Я была уверена, что попытка мне польстить – лишь пролог к чему-то намного более важному для нее, а значит, продолжение последует прямо сейчас. Так и оказалось.
– Но маленькое замечание к этому помещению у меня все же есть, – небрежно сказала фьордина, благосклонно кивнув головой на мое «спасибо». – Малюсенькое. Совсем крошечное. – Она опять мне улыбнулась, на этот раз слащаво-приторной улыбочкой. – Мне кажется, здесь не хватает пары ярких цветовых акцентов. Две-три картины спасли бы положение, и гостиная ваша заиграла бы красками и стала бы просто идеальной. Что скажете?

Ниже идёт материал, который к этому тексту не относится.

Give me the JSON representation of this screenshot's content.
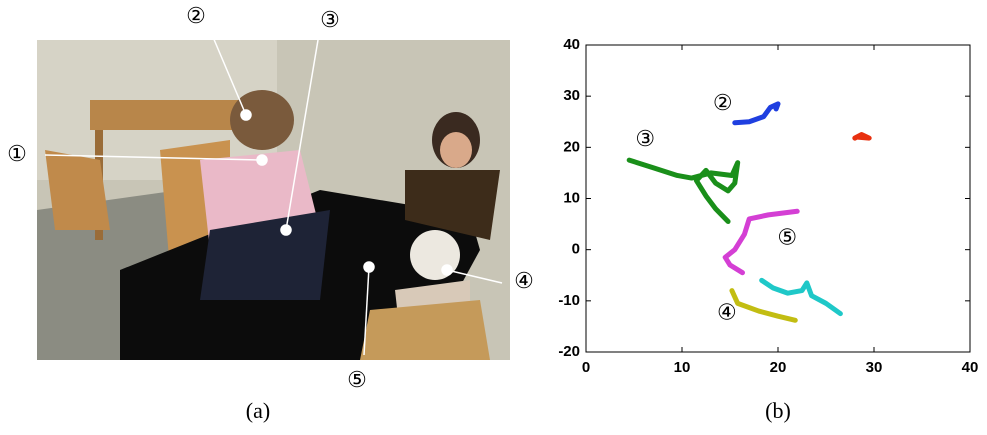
{
  "photo": {
    "labels": [
      "①",
      "②",
      "③",
      "④",
      "⑤"
    ],
    "caption": "(a)"
  },
  "chart_data": {
    "type": "line",
    "caption": "(b)",
    "xlim": [
      0,
      40
    ],
    "ylim": [
      -20,
      40
    ],
    "xticks": [
      0,
      10,
      20,
      30,
      40
    ],
    "yticks": [
      -20,
      -10,
      0,
      10,
      20,
      30,
      40
    ],
    "series": [
      {
        "name": "②",
        "color": "#1f3fe0",
        "x": [
          15.5,
          17,
          18.5,
          19.2,
          20,
          19.8
        ],
        "values": [
          24.8,
          25,
          26,
          27.8,
          28.5,
          27.5
        ]
      },
      {
        "color": "#e8300f",
        "x": [
          28,
          28.7,
          29.5,
          28.3
        ],
        "values": [
          21.8,
          22.5,
          21.8,
          22
        ]
      },
      {
        "name": "③",
        "color": "#1a8f1a",
        "x": [
          4.5,
          7,
          9.5,
          11,
          13,
          15.2,
          15.8,
          15.5,
          14.8,
          13.5,
          12.5,
          11.5,
          12.5,
          13.5,
          14.8
        ],
        "values": [
          17.5,
          16,
          14.5,
          14,
          15,
          14.5,
          17,
          13,
          11.5,
          13,
          15.5,
          13.5,
          10.5,
          8,
          5.5
        ]
      },
      {
        "name": "⑤",
        "color": "#d43fd4",
        "x": [
          22,
          19,
          17,
          16.5,
          15.5,
          14.5,
          15,
          16.3
        ],
        "values": [
          7.5,
          6.8,
          6,
          3,
          0,
          -1.5,
          -3,
          -4.5
        ]
      },
      {
        "color": "#1fc8c8",
        "x": [
          18.3,
          19.5,
          21,
          22.5,
          23,
          23.5,
          25,
          26.5
        ],
        "values": [
          -6,
          -7.5,
          -8.5,
          -8,
          -6.5,
          -9,
          -10.5,
          -12.5
        ]
      },
      {
        "name": "④",
        "color": "#c2bd12",
        "x": [
          15.2,
          15.8,
          18,
          20,
          21.8
        ],
        "values": [
          -8,
          -10.5,
          -12,
          -13,
          -13.8
        ]
      }
    ]
  }
}
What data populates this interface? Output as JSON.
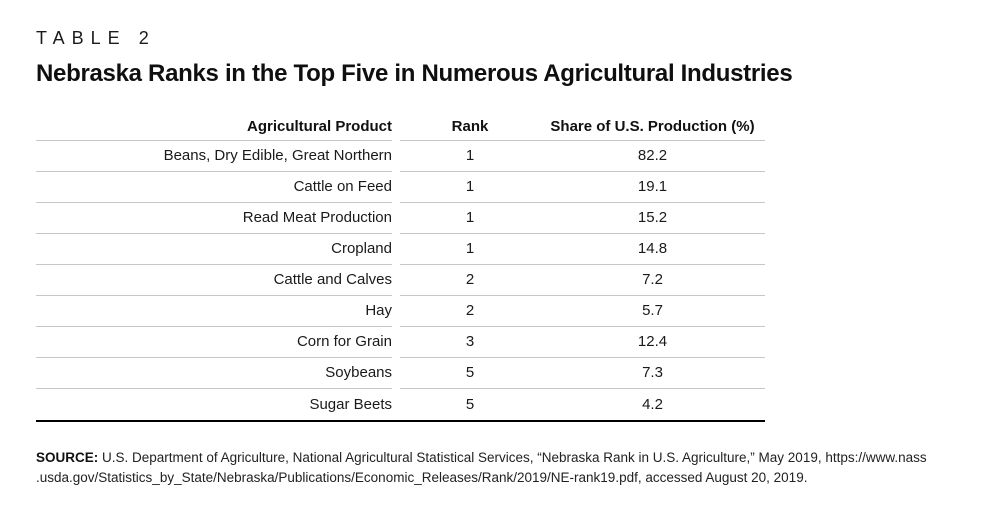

– Я даже не знаю, – растерялась я.
– Зато я знаю, – гордо заявила фьордина Нильте. – На ваше счастье у меня остались две, увы, всего лишь две картины моей любимой невестки Алисии. Они идеально впишутся в ваш интерьер. Вот сюда. – Она встала и прошла к месту, на котором она жаждала повесить лично проданную картину. – И сюда, – указала она еще одно место. – Исключительно из уважения к вашему художественному вкусу цена будет просто символической. Вы же понимаете, настоящему художнику приятнее знать, что его работы у ценителя, чем у того, кто настолько не разбирается в живописи, что готов повесить его работы даже вверх ногами, не видя никакой разницы.
Она сделала пренебрежительный жест рукой, обозначая свое отношение к тому неизвестному, что так оскорбил труд ее ненаглядной невестки, о которой она пару часов назад говорила не слишком лицеприятные вещи. Поза и лицо фьордины выражали снисходительную уверенность, что я, как истинный ценитель прекрасного, не допущу такого отвратительного отношения к произведениям искусства и повешу их так, как подобает.
– Боюсь, я не имею права что-то здесь менять, – ответила я, совсем не вдохновившись столь щедрым предложением.